Услышав крики и улюлюканье, пропойцы повскакали из дальних углов кабака и окружили их. Туров об одном сапоге, в распахнутой шубе на голое тело, но с саблей показался смешон. Раздался гогот.
– Уйди! С твоей бы рожей сидеть под рогожей… Не лезь! Об тебя руки пачкать… – огрызнулся Истома.
Хохот толпы и слова звонаря раздразнили Турова.
– Сказывай, кого знаешь в изменной думе, холоп! – выкрикнул Туров, схватившись за саблю и вращая покрасневшими, бессмысленными глазами.

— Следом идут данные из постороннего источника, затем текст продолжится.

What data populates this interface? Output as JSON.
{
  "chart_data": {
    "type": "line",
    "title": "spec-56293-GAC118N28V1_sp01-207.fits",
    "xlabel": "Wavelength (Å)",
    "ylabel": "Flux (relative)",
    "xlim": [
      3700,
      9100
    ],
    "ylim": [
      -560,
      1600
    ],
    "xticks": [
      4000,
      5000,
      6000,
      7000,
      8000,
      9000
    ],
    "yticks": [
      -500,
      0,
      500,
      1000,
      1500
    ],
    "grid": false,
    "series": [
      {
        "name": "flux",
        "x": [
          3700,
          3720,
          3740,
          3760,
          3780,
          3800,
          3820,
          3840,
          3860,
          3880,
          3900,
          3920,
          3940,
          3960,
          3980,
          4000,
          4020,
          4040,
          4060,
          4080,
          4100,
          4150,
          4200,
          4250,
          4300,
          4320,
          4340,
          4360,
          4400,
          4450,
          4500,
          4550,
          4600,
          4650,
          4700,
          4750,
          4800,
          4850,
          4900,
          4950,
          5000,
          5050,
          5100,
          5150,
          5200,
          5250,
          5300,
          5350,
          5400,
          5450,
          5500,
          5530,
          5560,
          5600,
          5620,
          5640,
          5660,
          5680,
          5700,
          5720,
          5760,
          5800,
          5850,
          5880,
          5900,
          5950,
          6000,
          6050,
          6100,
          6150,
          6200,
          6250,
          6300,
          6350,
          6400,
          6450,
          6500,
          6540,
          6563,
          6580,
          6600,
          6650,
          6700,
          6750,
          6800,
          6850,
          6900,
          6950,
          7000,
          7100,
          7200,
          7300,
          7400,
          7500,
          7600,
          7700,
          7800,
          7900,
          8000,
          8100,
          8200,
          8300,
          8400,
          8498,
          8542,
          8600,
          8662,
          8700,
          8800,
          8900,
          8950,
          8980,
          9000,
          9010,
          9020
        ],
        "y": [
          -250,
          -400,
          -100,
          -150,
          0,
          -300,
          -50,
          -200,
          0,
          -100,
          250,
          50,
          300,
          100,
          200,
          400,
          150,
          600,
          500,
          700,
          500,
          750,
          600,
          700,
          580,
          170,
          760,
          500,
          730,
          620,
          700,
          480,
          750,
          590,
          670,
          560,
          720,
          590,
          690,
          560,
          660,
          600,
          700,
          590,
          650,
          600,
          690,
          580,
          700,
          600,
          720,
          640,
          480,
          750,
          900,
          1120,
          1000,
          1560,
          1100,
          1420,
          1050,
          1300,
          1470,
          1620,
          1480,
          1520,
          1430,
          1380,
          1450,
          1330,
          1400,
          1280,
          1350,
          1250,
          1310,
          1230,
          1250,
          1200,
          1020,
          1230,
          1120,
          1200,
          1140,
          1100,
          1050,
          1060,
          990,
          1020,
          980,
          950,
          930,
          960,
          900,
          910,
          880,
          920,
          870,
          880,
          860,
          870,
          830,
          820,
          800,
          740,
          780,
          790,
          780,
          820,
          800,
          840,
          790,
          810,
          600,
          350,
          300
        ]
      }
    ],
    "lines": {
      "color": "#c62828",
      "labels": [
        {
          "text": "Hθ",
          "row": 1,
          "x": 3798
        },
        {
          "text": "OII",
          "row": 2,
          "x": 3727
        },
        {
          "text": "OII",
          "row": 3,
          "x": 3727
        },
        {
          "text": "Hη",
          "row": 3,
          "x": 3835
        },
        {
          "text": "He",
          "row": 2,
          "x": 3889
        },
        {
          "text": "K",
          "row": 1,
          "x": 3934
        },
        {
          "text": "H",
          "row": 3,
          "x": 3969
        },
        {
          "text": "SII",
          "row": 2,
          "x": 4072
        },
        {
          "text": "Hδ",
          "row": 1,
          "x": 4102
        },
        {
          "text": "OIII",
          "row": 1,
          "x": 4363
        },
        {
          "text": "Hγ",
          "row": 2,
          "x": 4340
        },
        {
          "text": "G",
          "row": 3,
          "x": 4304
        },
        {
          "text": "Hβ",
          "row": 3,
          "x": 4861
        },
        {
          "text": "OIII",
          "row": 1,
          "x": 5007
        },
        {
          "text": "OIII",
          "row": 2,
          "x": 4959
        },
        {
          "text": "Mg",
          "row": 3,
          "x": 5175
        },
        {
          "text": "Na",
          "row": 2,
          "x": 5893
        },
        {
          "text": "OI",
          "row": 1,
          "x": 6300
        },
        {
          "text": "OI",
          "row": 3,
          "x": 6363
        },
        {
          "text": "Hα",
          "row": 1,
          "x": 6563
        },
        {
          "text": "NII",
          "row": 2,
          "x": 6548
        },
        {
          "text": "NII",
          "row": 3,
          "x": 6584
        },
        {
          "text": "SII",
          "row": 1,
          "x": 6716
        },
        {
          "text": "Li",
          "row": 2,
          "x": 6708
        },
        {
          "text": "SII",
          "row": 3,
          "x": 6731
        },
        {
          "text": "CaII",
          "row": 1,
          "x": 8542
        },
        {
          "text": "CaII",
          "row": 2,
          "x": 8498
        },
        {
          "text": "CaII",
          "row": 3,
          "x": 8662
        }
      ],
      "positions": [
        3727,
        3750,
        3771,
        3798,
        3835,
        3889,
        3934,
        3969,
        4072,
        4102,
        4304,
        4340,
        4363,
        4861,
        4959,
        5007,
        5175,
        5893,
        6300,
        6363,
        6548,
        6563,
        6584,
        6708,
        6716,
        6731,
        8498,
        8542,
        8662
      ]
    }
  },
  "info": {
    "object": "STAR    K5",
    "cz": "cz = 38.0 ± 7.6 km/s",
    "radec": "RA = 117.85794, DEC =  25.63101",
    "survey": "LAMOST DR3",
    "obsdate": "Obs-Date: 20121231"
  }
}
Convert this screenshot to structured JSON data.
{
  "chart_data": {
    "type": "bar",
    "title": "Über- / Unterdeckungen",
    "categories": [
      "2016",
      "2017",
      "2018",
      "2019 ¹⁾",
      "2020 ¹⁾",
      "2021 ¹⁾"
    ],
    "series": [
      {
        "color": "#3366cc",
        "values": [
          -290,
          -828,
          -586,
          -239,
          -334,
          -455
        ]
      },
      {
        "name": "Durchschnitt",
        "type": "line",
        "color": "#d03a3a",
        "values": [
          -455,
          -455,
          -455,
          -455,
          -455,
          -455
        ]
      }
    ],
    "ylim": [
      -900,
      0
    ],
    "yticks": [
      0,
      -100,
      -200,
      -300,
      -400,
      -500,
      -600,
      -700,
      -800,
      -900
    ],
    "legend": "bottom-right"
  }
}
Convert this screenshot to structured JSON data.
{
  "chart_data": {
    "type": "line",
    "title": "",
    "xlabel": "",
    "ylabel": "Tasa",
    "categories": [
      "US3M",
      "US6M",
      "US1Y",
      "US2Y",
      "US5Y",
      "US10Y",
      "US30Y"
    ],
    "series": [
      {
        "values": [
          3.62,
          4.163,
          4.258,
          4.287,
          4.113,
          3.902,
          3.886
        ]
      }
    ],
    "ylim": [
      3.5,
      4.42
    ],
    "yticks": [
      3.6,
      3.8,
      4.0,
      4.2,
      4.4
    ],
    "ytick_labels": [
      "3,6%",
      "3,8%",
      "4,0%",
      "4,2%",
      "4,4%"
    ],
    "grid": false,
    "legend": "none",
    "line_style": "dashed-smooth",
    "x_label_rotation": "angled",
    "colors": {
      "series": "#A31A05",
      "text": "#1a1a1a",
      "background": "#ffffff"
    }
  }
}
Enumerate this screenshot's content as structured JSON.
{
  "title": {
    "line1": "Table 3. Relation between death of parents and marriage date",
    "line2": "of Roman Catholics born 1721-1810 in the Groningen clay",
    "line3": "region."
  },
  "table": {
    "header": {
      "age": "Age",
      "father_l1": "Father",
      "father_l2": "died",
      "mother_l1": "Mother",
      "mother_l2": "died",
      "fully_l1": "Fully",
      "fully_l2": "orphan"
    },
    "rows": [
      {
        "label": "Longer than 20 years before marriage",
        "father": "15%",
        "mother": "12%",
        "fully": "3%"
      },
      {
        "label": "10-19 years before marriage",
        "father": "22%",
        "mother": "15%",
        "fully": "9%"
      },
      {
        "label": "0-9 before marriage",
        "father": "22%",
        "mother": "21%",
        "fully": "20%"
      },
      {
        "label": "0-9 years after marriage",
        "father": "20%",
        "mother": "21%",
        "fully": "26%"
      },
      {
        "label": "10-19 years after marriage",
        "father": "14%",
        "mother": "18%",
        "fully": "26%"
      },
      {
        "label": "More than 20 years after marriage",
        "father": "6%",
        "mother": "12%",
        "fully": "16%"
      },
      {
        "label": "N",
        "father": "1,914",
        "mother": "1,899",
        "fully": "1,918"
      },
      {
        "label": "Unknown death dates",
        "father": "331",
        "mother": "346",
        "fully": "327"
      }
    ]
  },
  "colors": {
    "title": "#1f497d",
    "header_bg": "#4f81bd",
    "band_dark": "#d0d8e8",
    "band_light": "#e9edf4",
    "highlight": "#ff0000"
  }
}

– Ох, сын ты боярский, дрянь из дворян! – распалился Истома. – Что как черт за душой пристал! И твою-то душонку выну!
Он вскочил, надвинувшись грудью на Турова, и схватил со стола тяжелую оловянную кружку. Злость душила его: ударить и размозжить башку!
– В кабаке без побою! – услышал Истома голос кабатчика.
– Убью-у! – заревел сын боярский, выдернув саблю из ножен.
Люди шарахнулись в стороны, но не успел сын боярский взмахнуть саблей, как оловянная кружка Истомы ударила по голове, повалив его с ног.
Истома, не помня себя, опять замахнулся.
– Караул! Государево слово! – в страхе зажмурясь, взревел Туров.
Истома опомнился и опустил свою кружку, но Туров не видел.
– Государево слово! Слово!.. – орал он все громче.
Люди бросились врассыпную. Никто не хотел стать послухом[116] в «государевом слове», каждый спешил скрыть лицо в надежде, что Туров его не запомнит.
Кабак опустел. Истома стоял, недоуменно озираясь, словно только что проснулся среди кабака, большой и нескладный.
Земские ярыжки с улицы вбежали в кабак.
Туров медленно поднялся с пола, из рассеченного кружкой лба текла кровь, и он размазал ее по лицу и одежде.
– На того бородастого слово, – указал он на Истому.
Он оглянулся, отыскивая глазами других, но никого не увидел. Туров кивнул в сторону старика.
– И на того… на Кудекушку… тоже, – добавил он.
Старый монах сидел неподвижно, положив голову на руки, словно его ничто не касалось и, сам все затеяв, он вдруг уснул.
– Эй, старче, чернец! Очнись-ка, отче! – Ярыжка тряхнул старика за плечо.
Тот безвольно мотнулся.
– Да он помер! Ей-пра! Ей-пра! – забормотал ярыжка, в страхе отдернув руку. – Ей-пра-а!.. Окочурился, братцы!